By Mark Deen and David Tweed
Sept. 13 (Bloomberg) -- Joseph Stiglitz, the Nobel Prize- winning economist, urged world leaders to drop an obsession with examining gross domestic product and focus more on broader measures of prosperity.
“GDP has increasingly become used as a measure of societal well-being and changes in the structure of the economy and our society have made it increasingly poor one,” Stiglitz said in an interview today in Paris.
The remarks reflect Stiglitz’s study of the issue for French President Nicolas Sarkozy, who commissioned a report at the beginning of 2008 after the onset of the financial crisis. Stiglitz and other contributors to the report will present their results tomorrow in Paris at a daylong conference hosted by Sarkozy and attended by Finance Minister Christine Lagarde.
Sarkozy isn’t alone in questioning current gauges of wealth. Barack Obama raised the issue during his campaign for the U.S. presidency and David Cameron, leader of the U.K.’s Conservative Party, has called for thinking about “general well-being” instead of just output.
A year after the collapse of Lehman Brothers Holdings Inc. forced governments to pump billions of dollars into banks to shore up the financial system, Stiglitz said that broadening the range of statistics considered by governments is vital as they grapple with reviving the world economy and limiting climate change.

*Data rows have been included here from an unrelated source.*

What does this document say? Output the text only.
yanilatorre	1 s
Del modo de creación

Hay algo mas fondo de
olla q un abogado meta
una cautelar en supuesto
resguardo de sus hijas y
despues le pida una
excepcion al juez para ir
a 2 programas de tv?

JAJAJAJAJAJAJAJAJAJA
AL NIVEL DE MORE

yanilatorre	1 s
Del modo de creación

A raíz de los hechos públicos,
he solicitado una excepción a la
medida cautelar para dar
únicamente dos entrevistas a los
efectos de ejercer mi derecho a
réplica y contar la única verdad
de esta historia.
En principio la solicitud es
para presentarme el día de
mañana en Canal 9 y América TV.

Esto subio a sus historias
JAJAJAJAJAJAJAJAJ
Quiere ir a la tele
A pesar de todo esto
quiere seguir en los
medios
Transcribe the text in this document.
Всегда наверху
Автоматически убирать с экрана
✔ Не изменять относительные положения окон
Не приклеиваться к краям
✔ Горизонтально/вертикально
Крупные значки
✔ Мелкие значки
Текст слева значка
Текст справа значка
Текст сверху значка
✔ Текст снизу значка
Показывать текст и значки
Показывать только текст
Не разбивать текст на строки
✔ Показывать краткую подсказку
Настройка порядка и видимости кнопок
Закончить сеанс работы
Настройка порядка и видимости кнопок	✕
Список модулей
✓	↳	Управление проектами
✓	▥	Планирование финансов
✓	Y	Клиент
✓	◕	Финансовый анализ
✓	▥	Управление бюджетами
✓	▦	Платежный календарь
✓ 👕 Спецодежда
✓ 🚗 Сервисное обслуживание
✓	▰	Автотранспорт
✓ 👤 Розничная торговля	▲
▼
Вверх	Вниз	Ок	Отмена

“So many things that are important to individuals are not included in GDP,” said Stiglitz, a Columbia University professor. “There needs to be an array of numbers but we need to understand the role of each number. We may not be able to aggregate everything together.”
Government’s Contribution
Assessing government’s contribution to economic output, which ranges from 39 percent in the U.S. to 48 percent in France, is one of the shortcomings of the GDP model, as is its difficulty in estimating improvements in quality of products such as cars instead of just quantity, Stiglitz said. Similarly, increased household debt may drive up output numbers, whereas that doesn’t amount to a real increase in wealth, he added.
While Stiglitz doesn’t recommend dropping GDP altogether, he wants governments to consider such matters, along with issues of environmental sustainability, in policy making.
“Most governments make a fetish out of it. If you take one message out of our report, make it avoid GDP fetishism,” he said. “The message is to encourage political leaders away from that.”
Stiglitz, a former chief economist for the World Bank and member of the White House Council of Economic Advisers, is also confident that the world will move in that direction.
“This information is important because it affects how you make decisions,” he said. “The approach will get greater and greater acceptance over time.”